Programas atuais, como o bolsa família, tendem a diminuir um pouco a primeira demanda, em função de possibilitar uma renda à família condicionada à frequência na escola. No entanto, embora venha obtendo resultados positivos diante da evasão escolar, para grupos específicos como famílias sem inserção formal no mercado de trabalho, o problema concreto do trabalho infantil não é resolvido, sendo, em alguns casos, até potencializado (Cacciamali, Tatei & Batista 2010).

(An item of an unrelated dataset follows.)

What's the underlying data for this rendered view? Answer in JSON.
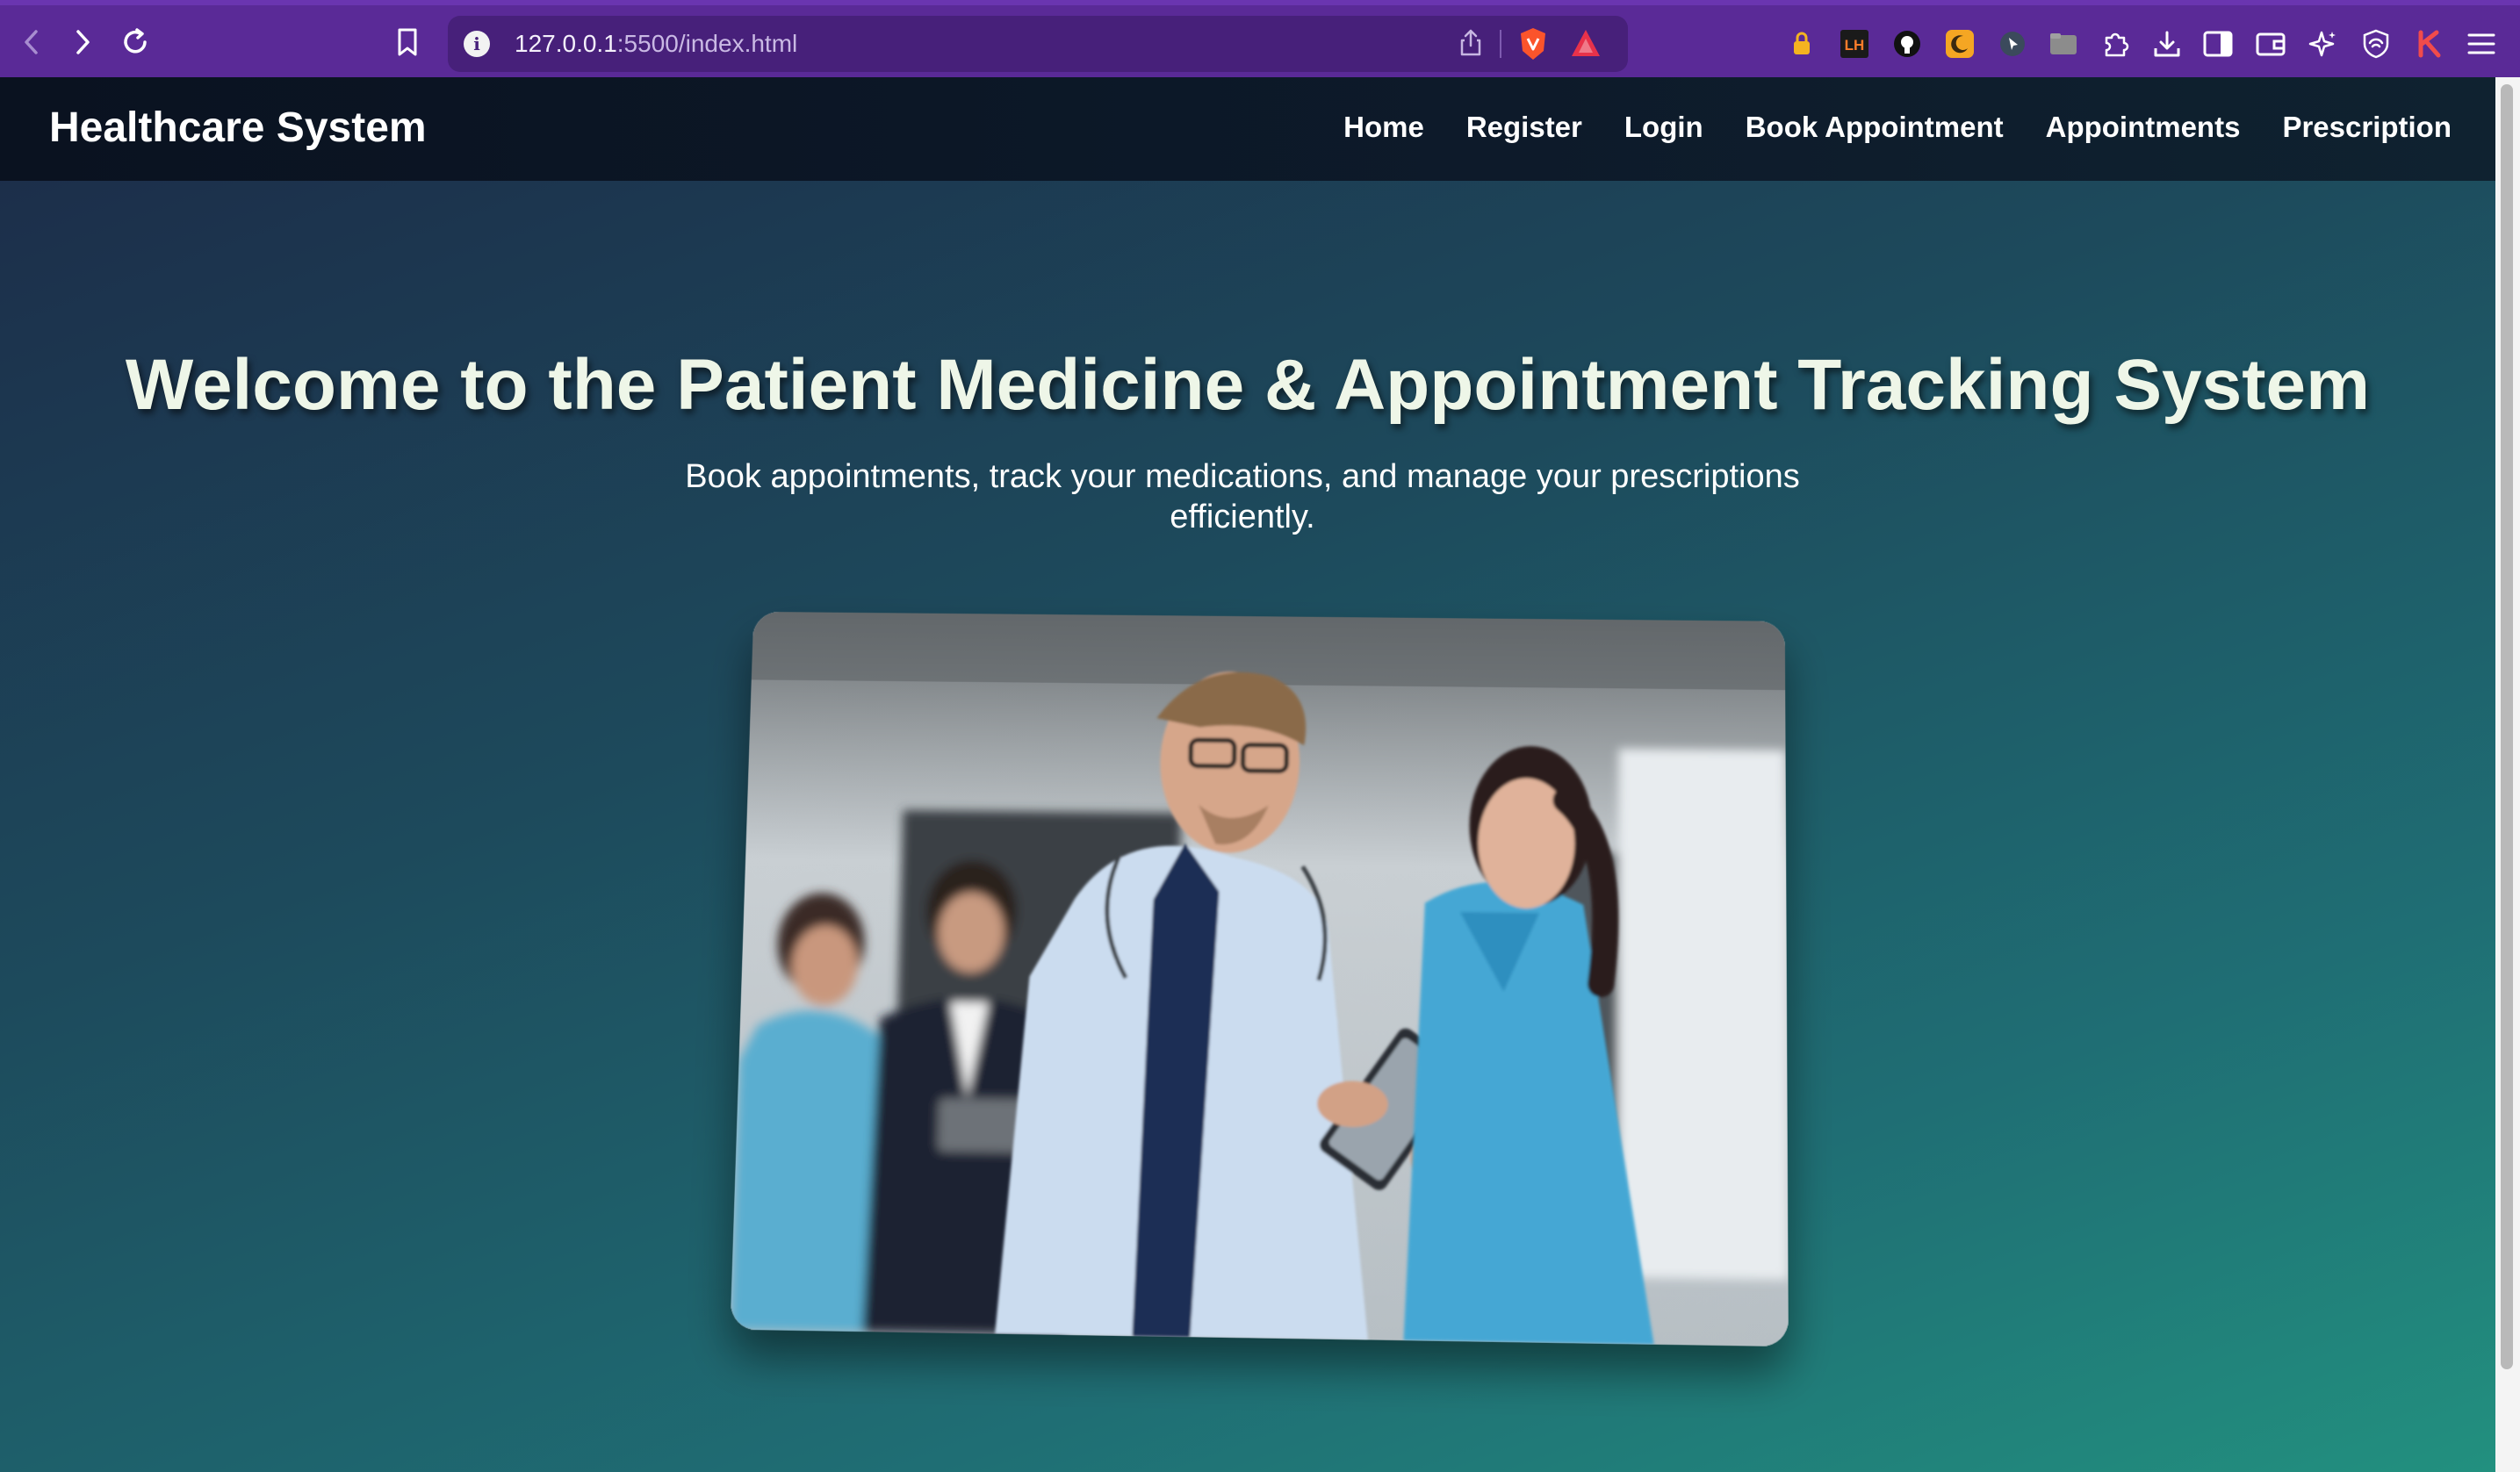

Já a segunda demanda tem sido objeto de diversos projetos que buscam, com ações afirmativas e garantia de manutenção de espaços para a construção identitária dos adolescentes, minimizar problemas associados à perda da expectativa de progressão social (Castro, 2004). Porém, é interessante notar que a construção da percepção de uma associação entre progressão social e continuidade de estudos se apresenta nos jovens e em suas famílias de forma ideologizada, geralmente de forma direta, contando que a frequência na escola e a evolução nas séries escolares estariam associadas a essa progressão, e não a construção de um saber possibilitador de uma transformação da realidade (Oliveira et al., 2001). Esse processo ideologizado pode levar a uma série de percepções incongruentes nas quais a interpretação ideológica é mantida, e a percepção de falha é direcionada para o próprio sujeito, e não para o sistema que a ocasionou (Maciel, Brito & Camino, 1997).

Também relacionada a essa segunda demanda é a expectativa de que os cursos técnicos e profissionalizantes, voltados para a preparação para o mundo do trabalho, apresentariam a possibilidade de inserção profissional mais rápida, e mais perceptível pelos adolescentes. Tal perspectiva vem sendo, porém, analisada com ressalvas, por conter também uma perspectiva idealizadora da formação técnica profissional, principalmente em sua relação à inserção no mercado de trabalho (Lima, 2012).

A fragilização do acesso e da manutenção do adolescente na escola estaria então relacionada à perspectiva de que uma trajetória de fracasso escolar geraria a expectativa do fracasso na inserção profissional. Tal aspecto, gerador de baixa autoestima e de uma percepção ampliada de si em uma situação de exclusão social, encontra acolhimento em uma cultura já estruturada de reação a esse processo, tanto em termos de construção de uma identidade e de uma justificação quanto em termos de acesso à renda, ligada à criminalidade (Misse, 2010). Além disso, tal processo de inserção aos grupos ligados à criminalidade criariam situações de sua manutenção nesses grupos, principalmente pela retroalimentação de seu isolamento emocional e social, e da dependência identitária e financeira para com o crime (Bazon, Komatsu, Panosso & Estevão, 2011).

Nesse sentido, as práticas repressivas e judiciais perante a criminalidade de adolescentes, ligadas às medidas socioeducativas, devem buscar estabelecer uma ruptura com esse ciclo de retroalimentação da identificação do adolescente com o crime. Essa questão já é prevista no Estatuto da Criança e do Adolescente (Brasil, 1990) quando este estabelece que em seu art. 120 a obrigatoriedade da escolarização e profissionalização dos menores em cumprimento de medida socioeducativa, no caso de medidas de semi-internação, e que essa inserção deve se dar utilizando os recursos educacionais da comunidade, bem como no art. 94, que estabelece a obrigatoriedade de acesso a atividades culturais, desportivas e de lazer.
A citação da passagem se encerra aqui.